The new partnership was announced in a joint virtual press conference between US President Joe Biden, UK Prime Minister Boris Johnson and his Australian counterpart Scott Morrison on Wednesday.
And while China was not mentioned directly, the three leaders referred repeatedly to regional security concerns which they said had "grown significantly".
Speaking to the BBC, UK Defence Secretary Ben Wallace said China was "embarking on one of the biggest military spends in history".
"It is growing its navy [and] air force at a huge rate. Obviously it is engaged in some disputed areas," he said. "Our partners in those regions want to be able to stand their own ground."
In recent years, Beijing has been accused of raising tensions in disputed territories such as the South China Sea.
On Thursday, UK Prime Minister Boris Johnson said the pact would "preserve security and stability around the world" and generate "hundreds of high-skilled jobs".
He also said the relationship with France was "rock solid".
The Aukus alliance is probably the most significant security arrangement between the three nations since World War Two, analysts say.
The pact will focus on military capability, separating it from the Five Eyes intelligence-sharing alliance which also includes New Zealand and Canada.
While Australia's submarines is the big-ticket item, Aukus will also involve the sharing of cyber capabilities and other undersea technologies.
"This is an historic opportunity for the three nations, with like-minded allies and partners, to protect shared values and promote security and prosperity in the Indo-Pacific region," the joint statement read.
"This really shows that all three nations are drawing a line in the sand to start and counter [China's] aggressive moves in the Indo-Pacific," said Guy Boekenstein from the Asia Society Australia.
Western nations have been wary of China's infrastructure investment on Pacific islands, and have also criticised China's trade sanctions against countries like Australia.

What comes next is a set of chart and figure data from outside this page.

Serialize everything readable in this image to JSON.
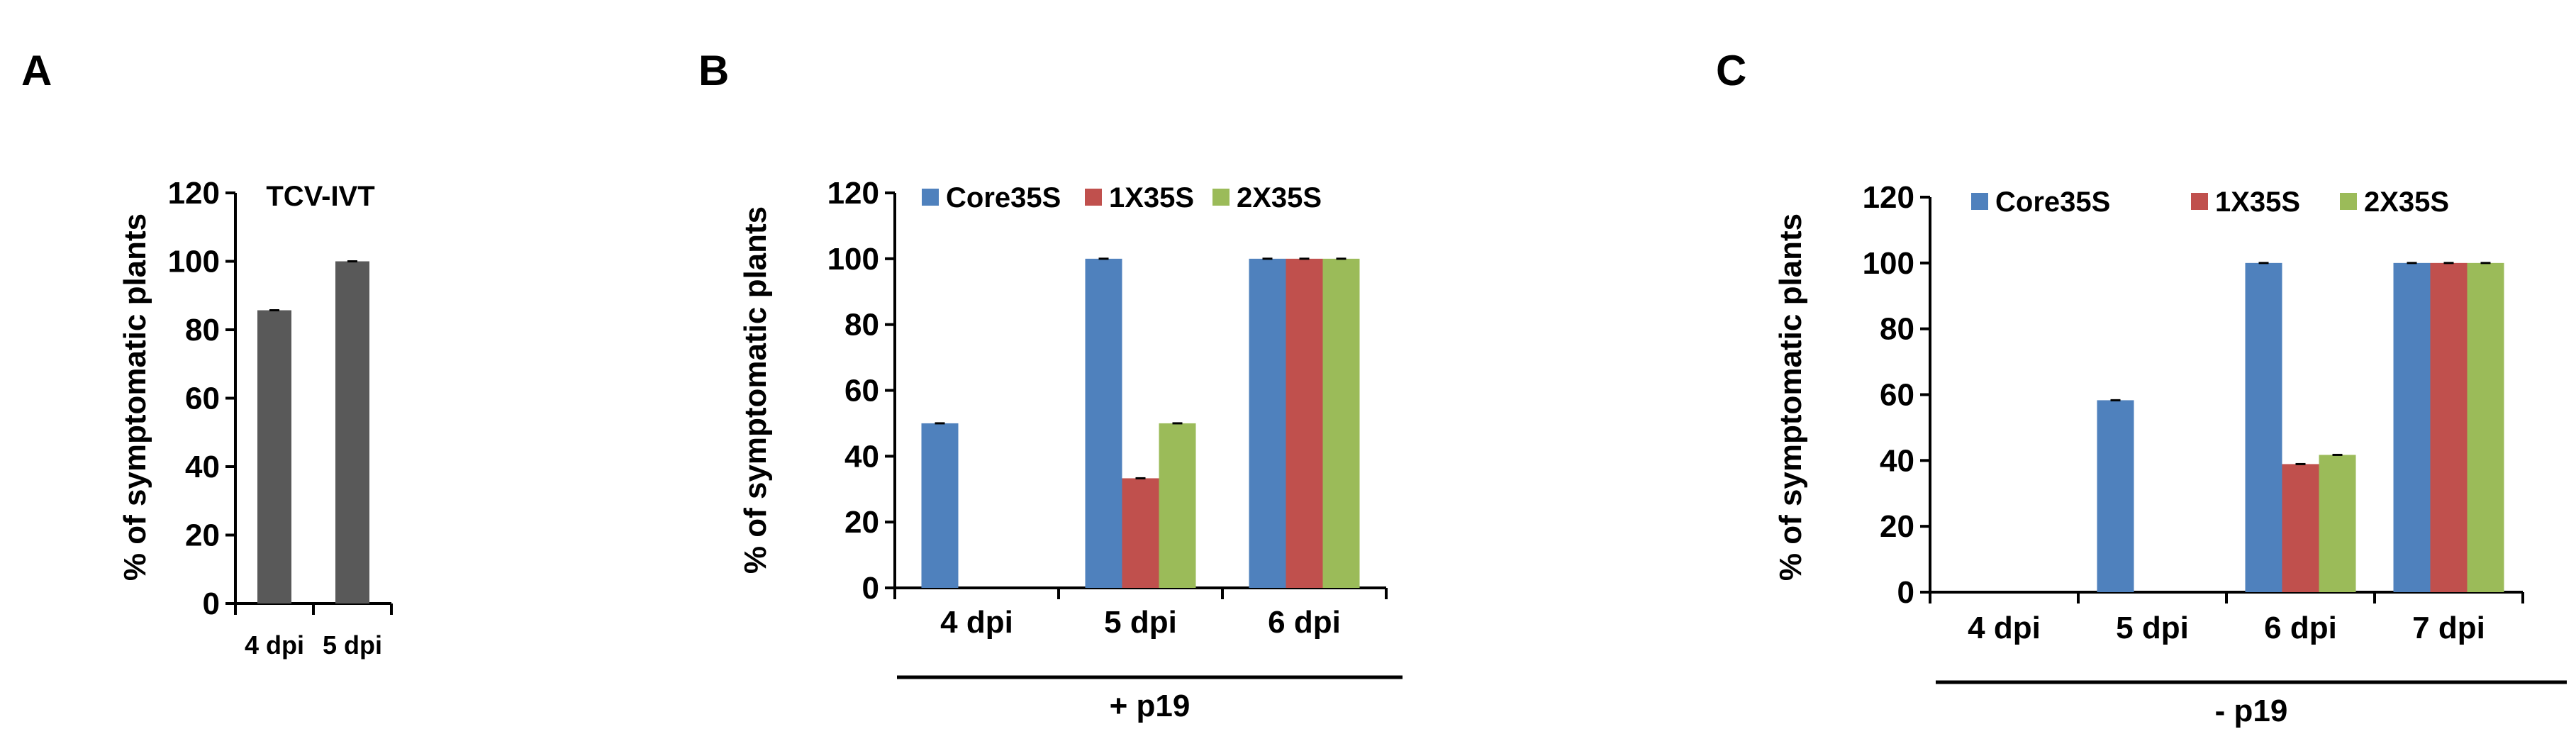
{
  "chart_data": [
    {
      "panel": "A",
      "type": "bar",
      "ylabel": "% of symptomatic plants",
      "ylim": [
        0,
        120
      ],
      "yticks": [
        0,
        20,
        40,
        60,
        80,
        100,
        120
      ],
      "categories": [
        "4 dpi",
        "5 dpi"
      ],
      "annotation": "TCV-IVT",
      "series": [
        {
          "values": [
            85.7,
            100
          ],
          "color": "#595959"
        }
      ]
    },
    {
      "panel": "B",
      "type": "bar",
      "ylabel": "% of symptomatic plants",
      "ylim": [
        0,
        120
      ],
      "yticks": [
        0,
        20,
        40,
        60,
        80,
        100,
        120
      ],
      "categories": [
        "4 dpi",
        "5 dpi",
        "6 dpi"
      ],
      "group_label": "+ p19",
      "legend_position": "top",
      "series": [
        {
          "name": "Core35S",
          "values": [
            50,
            100,
            100
          ],
          "color": "#4f81bd"
        },
        {
          "name": "1X35S",
          "values": [
            0,
            33.3,
            100
          ],
          "color": "#c0504d"
        },
        {
          "name": "2X35S",
          "values": [
            0,
            50,
            100
          ],
          "color": "#9bbb59"
        }
      ]
    },
    {
      "panel": "C",
      "type": "bar",
      "ylabel": "% of symptomatic plants",
      "ylim": [
        0,
        120
      ],
      "yticks": [
        0,
        20,
        40,
        60,
        80,
        100,
        120
      ],
      "categories": [
        "4 dpi",
        "5 dpi",
        "6 dpi",
        "7 dpi"
      ],
      "group_label": "- p19",
      "legend_position": "top",
      "series": [
        {
          "name": "Core35S",
          "values": [
            0,
            58.3,
            100,
            100
          ],
          "color": "#4f81bd"
        },
        {
          "name": "1X35S",
          "values": [
            0,
            0,
            38.9,
            100
          ],
          "color": "#c0504d"
        },
        {
          "name": "2X35S",
          "values": [
            0,
            0,
            41.7,
            100
          ],
          "color": "#9bbb59"
        }
      ]
    }
  ]
}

Australia had in the past maintained good relations with China, its biggest trading partner. But the relationship has broken down in recent years amid political tensions.
But there is tension now too with France, after Australia tore up the A$50bn (€31bn; £27bn) deal to build 12 submarines.
"We had established a relationship of trust with Australia, this trust has been betrayed," Mr Le Drian said.
These submarines are much faster and harder to detect than conventionally powered fleets. They can stay submerged for months, shoot missiles longer distances and also carry more.
Having them stationed in Australia is critical to US influence in the region, analysts say.
The US is sharing its submarine technology for the first time in 50 years. It had previously only shared technology with the UK.
Australia will become just the seventh nation in the world to operate nuclear-powered submarines, after the US, UK, France, China, India and Russia.
Australia has reaffirmed it has no intention of obtaining nuclear weapons.
Meanwhile New Zealand said it would ban Australia's submarines from its waters, in line with an existing policy on the presence of nuclear-powered submarines.
New Zealand, although a Five Eyes member, has been more cautious in aligning with either the US or China in the Pacific.
Prime Minister Jacinda Ardern said her nation had not been approached to join the pact.